US prosecutors have officially dropped their case against former OpenSea product manager Nathaniel Chastain, bringing an end to what was once framed as America’s first-ever NFT insider trading prosecution.
The move follows a major setback for the government last year, when a federal appeals court overturned Chastain’s conviction. On Wednesday, the Justice Department said it would enter a short, one-month deferred prosecution agreement before dismissing the charges permanently.
The case dates back to June 2022, when Chastain was arrested and accused of using confidential information from his job at OpenSea to buy NFTs just before they were featured on the platform’s homepage — a move prosecutors said allowed him to sell them later at a profit. He was charged with wire fraud and money laundering, even though NFTs are not legally classified as securities.
At the time, the case drew intense attention as a test of whether traditional financial crime laws could be applied to fast-moving digital asset markets.
Appeals court pulls the rug out
That legal theory ultimately unraveled. In July 2024, the 2nd US Circuit Court of Appeals ruled that jurors in Chastain’s trial were given flawed instructions. In a 2–1 decision, the court said jurors were wrongly told they could convict him for unethical behavior alone — even if the information he used had no real commercial value.
Judge Steven Menashi wrote that the lower court had gone too far by allowing a conviction without proving that OpenSea’s featured NFT information qualified as property under federal fraud laws. The appeals panel warned that relying on vague standards like “honesty and fair play” could effectively turn many forms of workplace misconduct into federal crimes.
The court also noted that OpenSea did not monetize or internally treat featured NFT data as a valuable asset, calling it too “ethereal” to meet the legal definition of property.
DOJ decides not to retry
In a court filing, Manhattan US Attorney Jay Clayton — a former SEC chair — said prosecutors would not retry the case. He pointed out that Chastain had already served three months in prison and agreed not to contest the forfeiture of 15.98 ETH, worth about $47,000.
“The interest of the United States will be best served by deferring prosecution of this matter and not retrying the case,” Clayton wrote.
Chastain was originally convicted in May 2023 after a week-long trial. Prosecutors alleged he bought dozens of NFTs ahead of their homepage promotion between June and September 2021, then sold them for two- to five-times their purchase price using anonymous wallets. They claimed he made roughly $57,000 in profit.
More than 300 defense attorneys later filed letters supporting dismissal, warning that treating confidential business information as property would criminalize a wide range of ordinary conduct.
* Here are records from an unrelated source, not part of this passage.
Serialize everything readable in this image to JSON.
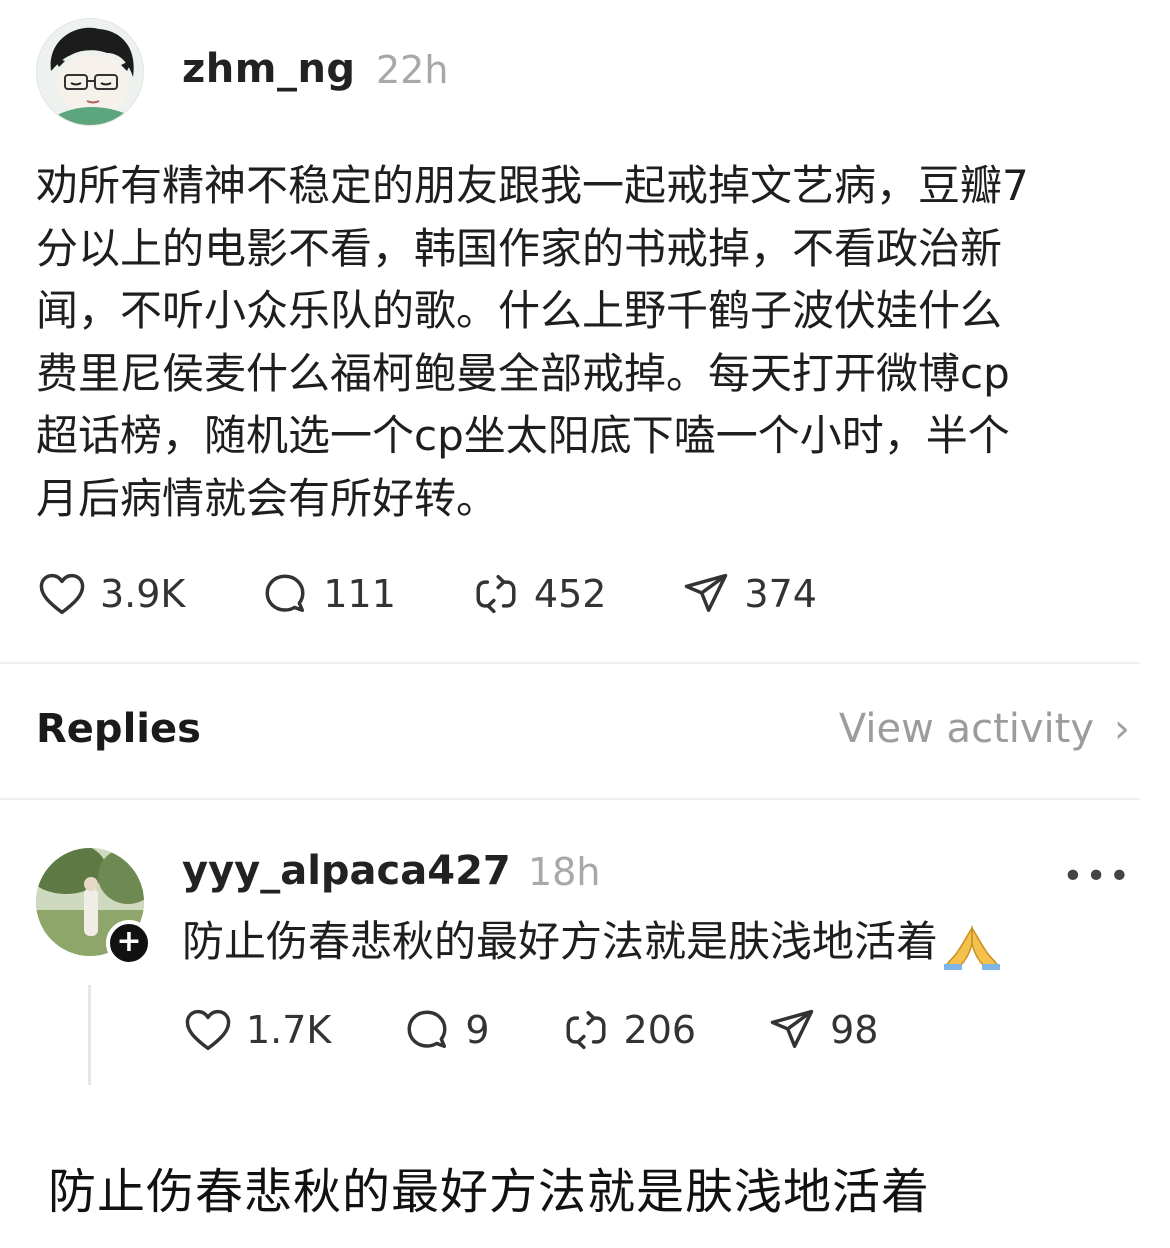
{
  "post": {
    "username": "zhm_ng",
    "time": "22h",
    "body": "劝所有精神不稳定的朋友跟我一起戒掉文艺病，豆瓣7\n分以上的电影不看，韩国作家的书戒掉，不看政治新\n闻，不听小众乐队的歌。什么上野千鹤子波伏娃什么\n费里尼侯麦什么福柯鲍曼全部戒掉。每天打开微博cp\n超话榜，随机选一个cp坐太阳底下嗑一个小时，半个\n月后病情就会有所好转。",
    "likes": "3.9K",
    "comments": "111",
    "reposts": "452",
    "shares": "374"
  },
  "replies_header": {
    "label": "Replies",
    "view_activity": "View activity",
    "chevron": "›"
  },
  "reply": {
    "username": "yyy_alpaca427",
    "time": "18h",
    "more": "•••",
    "body": "防止伤春悲秋的最好方法就是肤浅地活着",
    "emoji": "folded-hands",
    "likes": "1.7K",
    "comments": "9",
    "reposts": "206",
    "shares": "98",
    "follow_symbol": "+"
  },
  "caption": "防止伤春悲秋的最好方法就是肤浅地活着"
}
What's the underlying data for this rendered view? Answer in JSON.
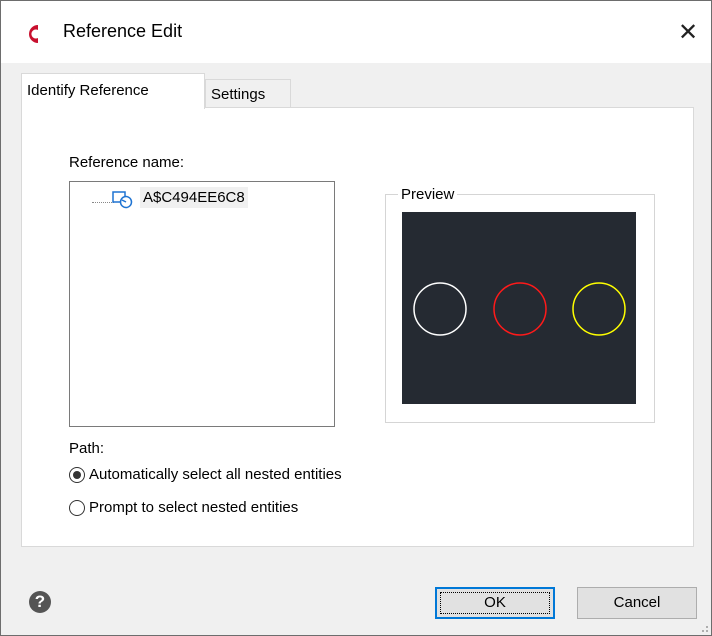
{
  "window": {
    "title": "Reference Edit",
    "close_glyph": "✕"
  },
  "tabs": [
    {
      "label": "Identify Reference",
      "active": true
    },
    {
      "label": "Settings",
      "active": false
    }
  ],
  "reference": {
    "label": "Reference name:",
    "items": [
      {
        "name": "A$C494EE6C8",
        "icon": "block-reference-icon",
        "selected": true
      }
    ]
  },
  "preview": {
    "label": "Preview",
    "background": "#252a32",
    "circles": [
      {
        "color": "#ffffff"
      },
      {
        "color": "#ff1a1a"
      },
      {
        "color": "#ffff00"
      }
    ]
  },
  "path": {
    "label": "Path:",
    "options": [
      {
        "label": "Automatically select all nested entities",
        "checked": true
      },
      {
        "label": "Prompt to select nested entities",
        "checked": false
      }
    ]
  },
  "footer": {
    "help_glyph": "?",
    "ok_label": "OK",
    "cancel_label": "Cancel"
  },
  "colors": {
    "accent": "#0078d7",
    "logo": "#c8102e"
  }
}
Part of a bigger pullback on crypto enforcement
The dropped case also fits into a broader slowdown in US crypto enforcement. Federal regulators have recently stepped back from several high-profile actions, including cases involving Coinbase, Kraken, Consensys, and Cumberland DRW.
The SEC closed its investigation into OpenSea in February 2025, months after issuing a Wells notice that alleged the platform was operating as an unregistered securities marketplace. OpenSea founder Devin Finzer called the decision “a win for everyone who is creating and building in our space.”
According to Cornerstone Research, the SEC brought just 13 crypto-related enforcement actions in 2025 — a 60% drop from the year before and the lowest total since 2017.
What happens next
Chastain will not face further supervision and may seek the return of the $50,000 fine and special assessment he paid after his conviction.
Meanwhile, the NFT market itself looks very different from when the case first emerged. Global NFT market capitalization now stands at about $2.56 billion — down nearly 85% from its April 2022 peak, when digital collectibles were booming and Chastain’s case was just getting started.